Captain Barnard invited the British sailors to join them for dinner. When it was clear they didn’t know that the War of 1812 was underway, he told them that technically his American crew and they were at war. Nonetheless, he promised to take them back to their naval base, Buenos Aires, as soon as they took on the necessary supplies.
Several days later, he, another American, and three of the British sailors went ashore to hunt wild pigs. When they returned to the beach they discovered, to their inexpressible horror, that their ship was gone. They searched anxiously for a message of explanation, but finally had to conclude that they’d been “barbarously deserted.” Barnard found it almost inconceivable that the sailors “could have so entirely divested themselves of every spark of humanity, as to leave us exposed to all the horrors and sufferings we must necessarily endure in [that] inhospitable climate.” But that’s what had happened. The men he had rescued had seized his ship, and despite the protestations of the Americans still on board, sailed away, leaving Barnard and the others marooned with little but the clothes on their backs. They even looted the captain’s cabin and divided his possessions among themselves.
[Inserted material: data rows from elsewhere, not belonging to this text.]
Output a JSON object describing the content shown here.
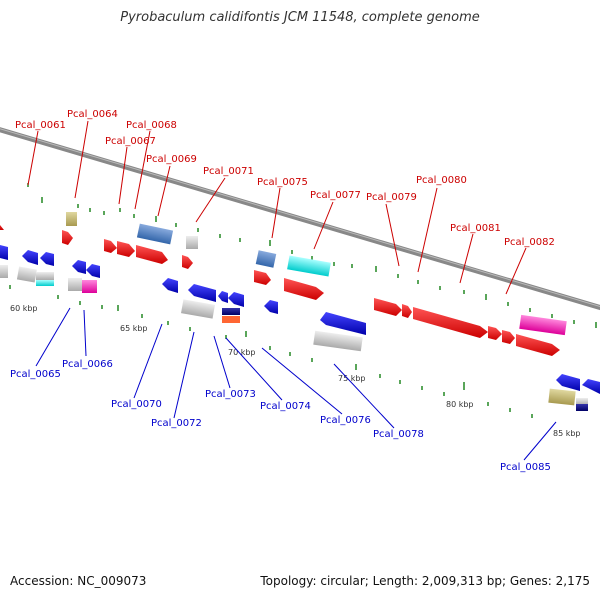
{
  "title": "Pyrobaculum calidifontis JCM 11548, complete genome",
  "accession": "Accession: NC_009073",
  "topology": "Topology: circular; Length: 2,009,313 bp; Genes: 2,175",
  "colors": {
    "top_label": "#cc0000",
    "bottom_label": "#0000cc",
    "backbone": "#888888",
    "tick": "#228822"
  },
  "scale_labels": [
    "60 kbp",
    "65 kbp",
    "70 kbp",
    "75 kbp",
    "80 kbp",
    "85 kbp"
  ],
  "genes_top": [
    "Pcal_0061",
    "Pcal_0064",
    "Pcal_0067",
    "Pcal_0068",
    "Pcal_0069",
    "Pcal_0071",
    "Pcal_0075",
    "Pcal_0077",
    "Pcal_0079",
    "Pcal_0080",
    "Pcal_0081",
    "Pcal_0082"
  ],
  "genes_bottom": [
    "Pcal_0065",
    "Pcal_0066",
    "Pcal_0070",
    "Pcal_0072",
    "Pcal_0073",
    "Pcal_0074",
    "Pcal_0076",
    "Pcal_0078",
    "Pcal_0085"
  ]
}
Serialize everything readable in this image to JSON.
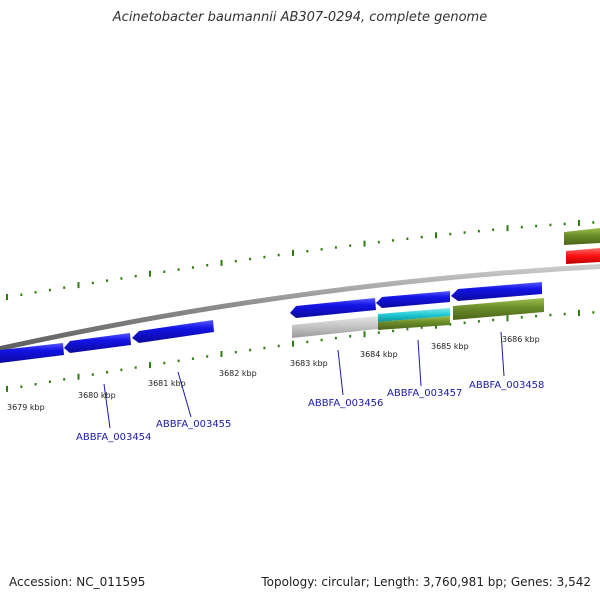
{
  "header": {
    "title": "Acinetobacter baumannii AB307-0294, complete genome"
  },
  "footer": {
    "accession": "Accession: NC_011595",
    "stats": "Topology: circular; Length: 3,760,981 bp; Genes: 3,542"
  },
  "map": {
    "ticks": [
      "3679 kbp",
      "3680 kbp",
      "3681 kbp",
      "3682 kbp",
      "3683 kbp",
      "3684 kbp",
      "3685 kbp",
      "3686 kbp"
    ],
    "gene_labels": [
      "ABBFA_003454",
      "ABBFA_003455",
      "ABBFA_003456",
      "ABBFA_003457",
      "ABBFA_003458"
    ],
    "colors": {
      "cds": "#1414e6",
      "olive": "#6b8c2a",
      "cyan": "#1ec8d2",
      "grey": "#bdbdbd",
      "red": "#ff1010",
      "tick": "#2e7d12",
      "backbone": "#888888",
      "label": "#1a1aa6"
    }
  }
}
Captain Barnard and his companions survived eighteen months until they were rescued by two British ships. By then the emaciated, bearded men were dressed almost entirely in skins; they were Robinson Crusoe look-alikes. Great Britain and the US were still at war, but a British admiral had asked the ships to alter their course to look for Captain Barnard.
In 1829 Barnard published an account of his “Sufferings and Adventures.” That was the book I’d found in Dartmouth’s library.
I wonder what lesson we should take away from the story. Is it that no good deed goes unpunished? That all’s fair in love and war? That you shouldn’t be too candid, especially with potential adversaries? That you shouldn’t underestimate humans’ capacity to treat others inhumanely? Or that you shouldn’t underestimate the power of faith or Providence?
Perhaps there’s some cause for optimism in the fact that we’re deeply troubled by the irony and injustice of the story, that those whom the Americans had saved would turn on them and sail away, leaving them to die. If the story didn’t trouble us, perhaps we’d have even more cause for concern.